The Australian mining company MRC and all the criminals in high positions who are eager to cut their piece of our land and fill their pockets with blood money, shall know this:
The Amadiba coastal community will not be intimidated into submission.
Imining ayiphumeleli!
We appeal to democratic South Africans to support our community and stand by us in this terrible moment.
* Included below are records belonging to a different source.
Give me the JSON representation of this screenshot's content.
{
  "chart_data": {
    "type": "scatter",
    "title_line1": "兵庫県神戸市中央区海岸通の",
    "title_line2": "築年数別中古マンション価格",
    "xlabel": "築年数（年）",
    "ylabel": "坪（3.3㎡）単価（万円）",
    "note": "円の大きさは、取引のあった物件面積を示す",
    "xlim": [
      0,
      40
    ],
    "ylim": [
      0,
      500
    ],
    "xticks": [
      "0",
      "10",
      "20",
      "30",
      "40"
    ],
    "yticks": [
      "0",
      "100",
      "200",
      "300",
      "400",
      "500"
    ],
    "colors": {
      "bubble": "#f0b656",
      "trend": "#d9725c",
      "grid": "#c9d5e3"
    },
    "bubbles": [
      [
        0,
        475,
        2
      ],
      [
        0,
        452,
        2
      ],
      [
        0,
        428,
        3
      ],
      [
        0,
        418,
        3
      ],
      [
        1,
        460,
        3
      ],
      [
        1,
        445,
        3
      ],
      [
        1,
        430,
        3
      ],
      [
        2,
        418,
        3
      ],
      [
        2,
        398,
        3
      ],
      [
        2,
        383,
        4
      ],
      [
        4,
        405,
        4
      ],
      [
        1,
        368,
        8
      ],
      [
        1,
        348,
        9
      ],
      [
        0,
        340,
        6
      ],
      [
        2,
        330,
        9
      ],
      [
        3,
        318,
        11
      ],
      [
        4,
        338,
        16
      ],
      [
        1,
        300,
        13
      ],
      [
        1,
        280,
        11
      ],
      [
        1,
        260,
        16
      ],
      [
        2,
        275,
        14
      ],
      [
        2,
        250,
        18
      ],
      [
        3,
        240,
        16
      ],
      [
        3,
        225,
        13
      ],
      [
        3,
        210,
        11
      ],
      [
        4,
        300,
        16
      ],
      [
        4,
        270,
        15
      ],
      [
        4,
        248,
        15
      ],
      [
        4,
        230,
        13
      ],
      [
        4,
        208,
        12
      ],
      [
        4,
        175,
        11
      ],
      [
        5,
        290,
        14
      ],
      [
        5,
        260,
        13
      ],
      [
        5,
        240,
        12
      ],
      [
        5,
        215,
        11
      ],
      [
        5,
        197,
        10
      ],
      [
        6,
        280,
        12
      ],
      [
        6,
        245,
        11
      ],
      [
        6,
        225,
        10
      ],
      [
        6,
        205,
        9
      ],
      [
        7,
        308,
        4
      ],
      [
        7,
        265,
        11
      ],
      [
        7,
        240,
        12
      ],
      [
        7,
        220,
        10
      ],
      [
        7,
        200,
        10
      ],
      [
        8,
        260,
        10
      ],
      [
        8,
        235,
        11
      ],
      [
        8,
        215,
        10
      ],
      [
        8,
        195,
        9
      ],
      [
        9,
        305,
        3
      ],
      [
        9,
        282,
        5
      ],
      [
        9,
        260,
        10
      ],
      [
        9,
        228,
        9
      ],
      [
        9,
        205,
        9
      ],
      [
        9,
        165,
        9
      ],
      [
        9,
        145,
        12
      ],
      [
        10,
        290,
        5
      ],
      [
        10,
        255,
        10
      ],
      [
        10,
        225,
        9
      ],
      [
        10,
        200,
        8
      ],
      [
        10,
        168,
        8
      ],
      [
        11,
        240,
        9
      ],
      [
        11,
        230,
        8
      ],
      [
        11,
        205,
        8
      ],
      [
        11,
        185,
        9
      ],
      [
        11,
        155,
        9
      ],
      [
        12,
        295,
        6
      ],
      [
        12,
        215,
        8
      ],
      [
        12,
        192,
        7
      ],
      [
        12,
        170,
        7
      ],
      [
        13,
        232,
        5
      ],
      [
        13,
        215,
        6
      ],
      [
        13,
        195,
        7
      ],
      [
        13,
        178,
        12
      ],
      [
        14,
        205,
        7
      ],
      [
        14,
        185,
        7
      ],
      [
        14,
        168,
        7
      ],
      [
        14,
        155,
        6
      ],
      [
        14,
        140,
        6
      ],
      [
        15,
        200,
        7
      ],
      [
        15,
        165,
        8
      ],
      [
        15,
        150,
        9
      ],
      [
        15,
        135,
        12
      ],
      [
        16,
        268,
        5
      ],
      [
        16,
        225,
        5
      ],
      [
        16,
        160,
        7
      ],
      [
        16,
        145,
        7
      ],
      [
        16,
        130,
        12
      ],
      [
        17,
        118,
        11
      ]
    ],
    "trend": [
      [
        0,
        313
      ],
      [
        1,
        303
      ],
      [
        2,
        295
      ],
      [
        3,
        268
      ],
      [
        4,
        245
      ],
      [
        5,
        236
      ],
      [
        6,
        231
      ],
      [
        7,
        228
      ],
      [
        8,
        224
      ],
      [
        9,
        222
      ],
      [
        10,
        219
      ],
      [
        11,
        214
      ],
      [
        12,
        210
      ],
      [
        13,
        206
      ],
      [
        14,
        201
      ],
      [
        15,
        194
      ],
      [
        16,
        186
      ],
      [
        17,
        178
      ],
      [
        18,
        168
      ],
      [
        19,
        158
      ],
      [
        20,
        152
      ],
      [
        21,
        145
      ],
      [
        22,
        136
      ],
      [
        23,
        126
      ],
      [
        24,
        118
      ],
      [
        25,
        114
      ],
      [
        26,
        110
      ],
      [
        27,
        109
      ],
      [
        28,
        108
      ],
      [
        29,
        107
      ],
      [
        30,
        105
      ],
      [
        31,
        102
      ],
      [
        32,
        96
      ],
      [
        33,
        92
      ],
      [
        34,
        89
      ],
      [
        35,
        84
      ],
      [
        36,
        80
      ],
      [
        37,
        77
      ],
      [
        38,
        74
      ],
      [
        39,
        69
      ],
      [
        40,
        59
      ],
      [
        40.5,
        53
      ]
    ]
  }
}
Amadiba Crisis Committee (ACC):
Mzamo Dlamini 072 194 0949; Nonhle Mbuthuma 076 3592982
The Umgungundlovu Traditional Authority and the ACC are represented by Richard Spoor Inc. in Johannesburg and LRC in Cape Town and Pietermaritzburg. For legal issues in the coastal Amadiba community struggle against mining: Henk Smith 0832661770, Thabiso Mbhense 0711099340 and Richard Spoor 0836271722.
Notes:
[1] While a mining right was awarded in 2008, this right was suspended four months later and withdrawn in 2011 after residents lodged an appeal. A new application for a mining right was filed by MRC's local subsidiary with the Department of Mineral Resources on 3 March 2015, and members of the Umgungundlovu community have approached the High Court interdicting the Minister of Mineral Resources from awarding the mining right until copies of the application have been made available to the community for consultation. Should the project go ahead, the mining would reportedly displace more than 200 households. The Umgungundlovu Traditional Authority and the Amadiba Crisis Commitee are represented by attorneys Richard Spoor Inc. in Johannesburg and the Legal Resources Centre in Cape Town and Pietermaritzburg.
[2] The attack on Rhadebe and the Amadiba Crisis Commitee is not an isolated incident. Last week, the Mpukunyoni community members in KwaZulu-Natal marched to the Mpukunyoni Traditional Council offices in protest against the fact that the Somkhele Coal Mine (operated by Petmin's wholly-owned subsidiary Tendele Coal Mining and their traditional leadership) provides no benefits to the community, but the community has to bear all the negative environmental impacts on their water, arable land and grazing fields for their livestock caused by the mining operations. That evening, attackers entered the compound of Bongani Pearce, Chairman of the Mpukunyoni Community Property Association and fired gun shots. Pearce found the community office with broken windows and his truck ablaze.